BY MIRIAM MANGWAYA
PUBLIC Service minister Paul Mavima yesterday admitted that civil servants could not afford locally made products and recommended that government sponsors them to buy cheaper goods in neighbouring South Africa.
He was responding to a message which went viral on social media purporting that the government was providing civil servants free shopping trips to South Africa.
The Public Service Commission (PSC), however, dismissed the message, it was fake.
But in an interview with NewsDay, in response to the alleged incentive, Mavima had said it was meant to ensure that civil servants get commodities they needed at a cheaper cost in South Africa and motivate them.
He admitted that government workers’ salaries were inadequate to buy local goods which he said were expensive.
“We welcome every policy that will motivate our workers,” Mavima said.
“There is no contradiction on the ‘Buy Zimbabwe’ campaign and the incentive to provide trips to South Africa. There is need to balance between the local policy and the need to ensure that the workers get the needed products at a reasonable cost.
“If the PSC provides transport costs to the citizens, it becomes convenient for them. They will be able to buy cheaper South African products as compared to those imported products which are sold here locally with retailers having effected mark-ups on the prices.”
Mavima said the lowest paid government worker was earning $30 000. Government workers, particularly teachers, have been threatening to go on strike, claiming incapacitation.
But last week, Mavima said the government was satisfied that the salaries it was paying to its workers were enough after reviewing them by about 70% this year. Yesterday, Mavima admitted the salaries could not match the prices of goods in the country.
He said for effective implementation of the incentive, PSC had to ensure that the workers, who intended to go and buy in South Africa, had access to foreign currency at the prevailing interbank rate.
Finance minister Mthuli Ncube recently announced that ordinary citizens could withdraw a maximum limit of US$50 from banks.
“It is a reality that we still depend on South Africa for some of our products.
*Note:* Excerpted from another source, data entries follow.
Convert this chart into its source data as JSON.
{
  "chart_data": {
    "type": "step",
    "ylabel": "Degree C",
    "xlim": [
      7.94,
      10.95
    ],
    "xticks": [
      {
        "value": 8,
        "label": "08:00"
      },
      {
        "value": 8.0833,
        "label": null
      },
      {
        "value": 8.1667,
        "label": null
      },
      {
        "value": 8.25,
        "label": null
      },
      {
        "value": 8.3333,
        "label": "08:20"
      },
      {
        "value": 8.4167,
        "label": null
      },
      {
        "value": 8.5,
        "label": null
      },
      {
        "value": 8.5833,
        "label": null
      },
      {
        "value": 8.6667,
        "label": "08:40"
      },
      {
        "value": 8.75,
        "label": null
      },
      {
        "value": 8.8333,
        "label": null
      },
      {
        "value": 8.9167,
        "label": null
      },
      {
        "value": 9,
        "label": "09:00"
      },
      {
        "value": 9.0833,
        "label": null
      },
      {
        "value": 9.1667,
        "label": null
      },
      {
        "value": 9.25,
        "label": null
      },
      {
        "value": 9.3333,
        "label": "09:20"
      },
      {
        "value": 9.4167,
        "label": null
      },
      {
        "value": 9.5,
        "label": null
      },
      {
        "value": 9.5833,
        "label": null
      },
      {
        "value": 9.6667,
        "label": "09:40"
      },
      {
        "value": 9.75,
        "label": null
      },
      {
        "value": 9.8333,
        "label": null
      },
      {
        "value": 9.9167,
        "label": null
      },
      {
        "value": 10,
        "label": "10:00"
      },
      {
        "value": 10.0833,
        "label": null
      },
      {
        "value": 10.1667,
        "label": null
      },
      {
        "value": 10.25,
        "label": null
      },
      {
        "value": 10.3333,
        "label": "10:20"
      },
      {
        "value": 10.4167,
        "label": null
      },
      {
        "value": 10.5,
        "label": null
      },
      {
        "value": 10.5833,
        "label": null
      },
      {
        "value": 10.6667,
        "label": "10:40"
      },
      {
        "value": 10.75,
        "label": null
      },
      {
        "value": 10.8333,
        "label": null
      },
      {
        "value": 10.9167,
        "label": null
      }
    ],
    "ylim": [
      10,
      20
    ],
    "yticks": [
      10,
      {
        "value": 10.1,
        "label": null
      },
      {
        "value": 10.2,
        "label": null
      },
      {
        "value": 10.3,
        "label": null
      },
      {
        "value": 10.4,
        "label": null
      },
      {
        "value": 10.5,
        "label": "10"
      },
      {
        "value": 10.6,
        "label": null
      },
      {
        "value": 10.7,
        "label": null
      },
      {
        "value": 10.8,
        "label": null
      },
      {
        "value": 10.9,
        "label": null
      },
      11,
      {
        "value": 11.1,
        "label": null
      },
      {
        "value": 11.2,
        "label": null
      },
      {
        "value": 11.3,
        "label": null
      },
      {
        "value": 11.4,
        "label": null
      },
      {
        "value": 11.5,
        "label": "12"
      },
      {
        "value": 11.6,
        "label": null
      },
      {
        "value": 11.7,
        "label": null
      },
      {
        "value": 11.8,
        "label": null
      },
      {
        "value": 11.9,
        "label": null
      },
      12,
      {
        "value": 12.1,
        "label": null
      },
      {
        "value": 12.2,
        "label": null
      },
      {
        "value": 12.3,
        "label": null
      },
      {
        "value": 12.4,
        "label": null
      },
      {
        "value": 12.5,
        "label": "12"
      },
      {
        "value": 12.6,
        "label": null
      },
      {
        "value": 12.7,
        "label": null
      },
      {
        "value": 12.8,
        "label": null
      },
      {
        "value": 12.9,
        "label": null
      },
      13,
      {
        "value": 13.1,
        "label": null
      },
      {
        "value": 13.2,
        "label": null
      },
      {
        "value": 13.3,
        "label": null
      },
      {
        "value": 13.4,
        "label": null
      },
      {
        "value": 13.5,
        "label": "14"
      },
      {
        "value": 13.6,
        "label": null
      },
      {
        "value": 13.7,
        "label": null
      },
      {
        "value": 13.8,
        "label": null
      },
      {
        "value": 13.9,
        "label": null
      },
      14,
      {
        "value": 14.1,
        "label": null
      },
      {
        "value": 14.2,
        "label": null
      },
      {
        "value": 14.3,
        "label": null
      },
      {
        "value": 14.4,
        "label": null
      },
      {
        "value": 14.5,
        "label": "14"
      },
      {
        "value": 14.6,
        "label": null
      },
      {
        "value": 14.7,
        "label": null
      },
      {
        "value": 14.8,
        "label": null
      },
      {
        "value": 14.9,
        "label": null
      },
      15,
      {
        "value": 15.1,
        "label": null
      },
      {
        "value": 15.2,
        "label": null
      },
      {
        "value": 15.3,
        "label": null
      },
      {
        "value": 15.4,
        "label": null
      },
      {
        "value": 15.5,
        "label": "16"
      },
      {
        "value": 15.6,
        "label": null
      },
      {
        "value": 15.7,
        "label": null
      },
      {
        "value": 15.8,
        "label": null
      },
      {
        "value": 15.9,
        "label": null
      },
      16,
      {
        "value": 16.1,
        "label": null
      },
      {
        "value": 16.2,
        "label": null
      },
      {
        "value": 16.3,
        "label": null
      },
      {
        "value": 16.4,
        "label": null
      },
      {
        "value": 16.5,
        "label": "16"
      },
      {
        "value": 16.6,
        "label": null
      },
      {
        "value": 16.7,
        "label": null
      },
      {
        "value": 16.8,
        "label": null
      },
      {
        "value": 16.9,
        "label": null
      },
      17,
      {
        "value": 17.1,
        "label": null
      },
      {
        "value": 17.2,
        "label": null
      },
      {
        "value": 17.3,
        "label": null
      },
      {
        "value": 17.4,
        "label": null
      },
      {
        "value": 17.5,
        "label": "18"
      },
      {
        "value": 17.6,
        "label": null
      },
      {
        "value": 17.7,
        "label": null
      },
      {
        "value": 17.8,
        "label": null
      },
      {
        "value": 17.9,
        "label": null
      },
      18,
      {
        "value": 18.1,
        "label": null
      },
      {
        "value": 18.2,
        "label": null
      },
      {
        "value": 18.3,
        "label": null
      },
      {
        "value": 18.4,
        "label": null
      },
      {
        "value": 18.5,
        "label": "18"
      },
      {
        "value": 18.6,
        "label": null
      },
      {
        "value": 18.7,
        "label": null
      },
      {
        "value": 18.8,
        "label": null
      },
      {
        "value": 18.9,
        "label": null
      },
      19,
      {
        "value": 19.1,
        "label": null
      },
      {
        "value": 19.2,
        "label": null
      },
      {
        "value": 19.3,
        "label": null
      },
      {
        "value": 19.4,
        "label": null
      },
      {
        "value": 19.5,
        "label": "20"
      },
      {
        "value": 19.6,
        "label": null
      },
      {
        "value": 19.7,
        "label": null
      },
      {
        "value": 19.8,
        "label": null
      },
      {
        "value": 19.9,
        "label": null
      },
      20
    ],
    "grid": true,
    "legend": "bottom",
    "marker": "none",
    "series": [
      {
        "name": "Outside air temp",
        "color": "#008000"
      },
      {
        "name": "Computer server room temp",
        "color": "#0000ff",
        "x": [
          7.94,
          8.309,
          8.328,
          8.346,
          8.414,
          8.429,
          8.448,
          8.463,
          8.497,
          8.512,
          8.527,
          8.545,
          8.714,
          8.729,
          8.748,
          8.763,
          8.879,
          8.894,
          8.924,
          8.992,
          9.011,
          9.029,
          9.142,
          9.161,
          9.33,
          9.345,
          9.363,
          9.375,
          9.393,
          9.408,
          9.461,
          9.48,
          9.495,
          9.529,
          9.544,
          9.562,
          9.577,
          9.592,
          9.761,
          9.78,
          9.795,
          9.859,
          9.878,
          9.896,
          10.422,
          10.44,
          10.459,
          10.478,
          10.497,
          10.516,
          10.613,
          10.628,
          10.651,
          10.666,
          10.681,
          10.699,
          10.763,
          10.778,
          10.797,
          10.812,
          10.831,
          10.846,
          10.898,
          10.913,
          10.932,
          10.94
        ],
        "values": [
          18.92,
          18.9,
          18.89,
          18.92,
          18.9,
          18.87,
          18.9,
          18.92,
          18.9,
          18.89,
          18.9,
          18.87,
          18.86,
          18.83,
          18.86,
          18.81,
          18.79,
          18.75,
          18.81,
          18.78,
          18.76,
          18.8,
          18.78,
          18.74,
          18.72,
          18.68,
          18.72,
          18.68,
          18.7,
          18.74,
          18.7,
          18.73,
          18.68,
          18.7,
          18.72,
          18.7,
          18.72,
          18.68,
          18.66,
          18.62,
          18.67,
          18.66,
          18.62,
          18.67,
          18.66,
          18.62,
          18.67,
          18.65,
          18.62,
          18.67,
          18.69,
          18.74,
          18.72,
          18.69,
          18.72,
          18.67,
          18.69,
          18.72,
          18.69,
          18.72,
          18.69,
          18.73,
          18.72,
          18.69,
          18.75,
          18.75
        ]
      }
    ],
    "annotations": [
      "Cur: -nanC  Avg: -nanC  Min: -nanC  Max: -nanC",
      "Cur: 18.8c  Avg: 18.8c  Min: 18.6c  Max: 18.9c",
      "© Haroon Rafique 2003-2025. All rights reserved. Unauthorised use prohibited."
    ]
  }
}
We are one economy,” Mavima said.
“It is a short-term workable solution, which I would say requires proper planning and consultation with the civil servants before its implementation. We have to promote local products, but it is a fact that we are not yet able to comprehensively provide the needed products to our people.”
Government workers have been engaging in recurrent strikes since 2019 to force the government to pay them a living wage.
Progressive Teachers Unions of Zimbabwe secretary Lovejoy Sibanda said the South African trip incentive was likely to benefit high-ranking civil servants at the expense of ordinary workers.
“The same civil servants that have been told to borrow money to attend work cannot manage to buy cheaper products from abroad,” Sibanda said.
“Remember, civil servants are paid in local currency and the money is only enough to buy forex for rent. Civil servants want living wages, not trips. Government should give workers enough salaries so that they can do these shopping trips if they wish.”
Economist Eddie Cross said it was “ridiculous” for the government to encourage shopping abroad. He said it would result in the government incurring unnecessary expenditure on the civil service.
“There is no justification for that incentive to the civil servants, but it will only increase government expenditure,” Cross said.
“The extra funding on the trip only means there will be an increase in the cost of employment. Also, civil servants will unnecessarily be wasting time when they travel to foreign countries to do shopping which they can do locally.
“If the project is successfully implemented, it means there is low demand for locally-produced commodities which has detrimental effects on the local industry and the gross domestic product.”